2. Lactose Free milks. If you are not using ultra-pasteurized milk you can attempt to make cheese, however, because it is milk that has been processed and treated the results can be inconsistent.

3. Ultra-Pasteurized (UP) or Ultra-High Temperature (UHT) milk. These milks are treated with extreme heat and cold. These processes denature the milk completely to the point where it lasts unnaturally long periods of time allowing for easier transport and longer shelf-life in the store. You cannot make cheese with these milks.

Our dairy-based cheese kits (Cheddar, Feta, Mozzarella, Curds for Poutine) are not meant to be uses with nut or soy based milks. If you are looking to make vegan cheese please go to the “Cheese Kits” section on the website to learn more about the vegan cheese making kit.

Yes! None of the ingredients in the cheese kits contain gluten. Even the gravy powder is gluten-free.

Traditionally, rennet is animal based, however, we chose to use vegetable rennet. We include microbial rennet in dry, pill form. Microbial means that it is made with plants (usually green leafy plants and fungi). The cheese you make will be vegetarian.

All the kits have a shelf-life between 2-5 years.

The Mozza & Ricotta kit lasts 5 years if the rennet is stored in the freezer and 3 years if stored on the shelf. The rest of the kit items last indefinitely.

The Cheddar, Poutine and Feta/Goat kits all have culture that can last up to 2 years if stored in the freezer or 2 months if on the shelf. If the rennet is stored in the freezer it will last 5 years, or 3 years on the shelf. The calcium chloride will last 3 years if stored in the fridge or 2 years if stored on the shelf. The rest of the kit items last indefinitely.

The vegan kit ingredients such as kappa carrageenan, nutritional yeast flakes and cashews (if stored in freezer) lasts 2 years. The rest of the kit items last indefinitely.

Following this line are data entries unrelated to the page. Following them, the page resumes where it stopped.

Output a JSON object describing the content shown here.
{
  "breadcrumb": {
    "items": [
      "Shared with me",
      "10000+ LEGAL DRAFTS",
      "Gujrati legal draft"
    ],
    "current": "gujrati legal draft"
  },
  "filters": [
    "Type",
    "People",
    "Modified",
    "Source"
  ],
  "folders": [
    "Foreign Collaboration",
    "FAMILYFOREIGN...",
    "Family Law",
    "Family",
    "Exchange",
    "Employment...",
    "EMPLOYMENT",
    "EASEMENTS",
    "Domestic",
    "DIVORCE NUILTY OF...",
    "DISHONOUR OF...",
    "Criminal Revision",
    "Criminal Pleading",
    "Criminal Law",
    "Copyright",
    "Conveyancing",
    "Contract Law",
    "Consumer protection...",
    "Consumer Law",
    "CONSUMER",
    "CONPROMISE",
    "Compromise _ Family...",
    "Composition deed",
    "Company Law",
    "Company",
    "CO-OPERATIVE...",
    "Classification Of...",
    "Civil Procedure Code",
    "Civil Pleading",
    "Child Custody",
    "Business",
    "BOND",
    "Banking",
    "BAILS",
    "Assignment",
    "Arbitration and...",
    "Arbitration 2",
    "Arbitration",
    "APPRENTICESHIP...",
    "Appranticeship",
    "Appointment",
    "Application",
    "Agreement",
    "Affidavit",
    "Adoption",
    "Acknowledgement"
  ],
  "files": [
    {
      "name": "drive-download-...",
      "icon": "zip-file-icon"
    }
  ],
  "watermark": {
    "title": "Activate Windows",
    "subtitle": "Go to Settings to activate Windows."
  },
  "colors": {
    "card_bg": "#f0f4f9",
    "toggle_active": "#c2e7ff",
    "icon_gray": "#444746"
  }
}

Absolutely! There are plenty of ways to use your liquid whey ;) If you are using leftover whey from making mozza and you have salted the liquid remember to adjust your recipes that also use salt.

In baking, substitute it for water when making pancakes, muffins, bread and pizza dough. It can be added to water when boiling or cooking potatoes, rice, pasta, grains and beans. It can be used in soup stocks or in a smoothie to increase your protein content. You can give it to your cat and tomato plants in small amounts.

It freezes and thaws very well and will last up to 2 weeks in the fridge.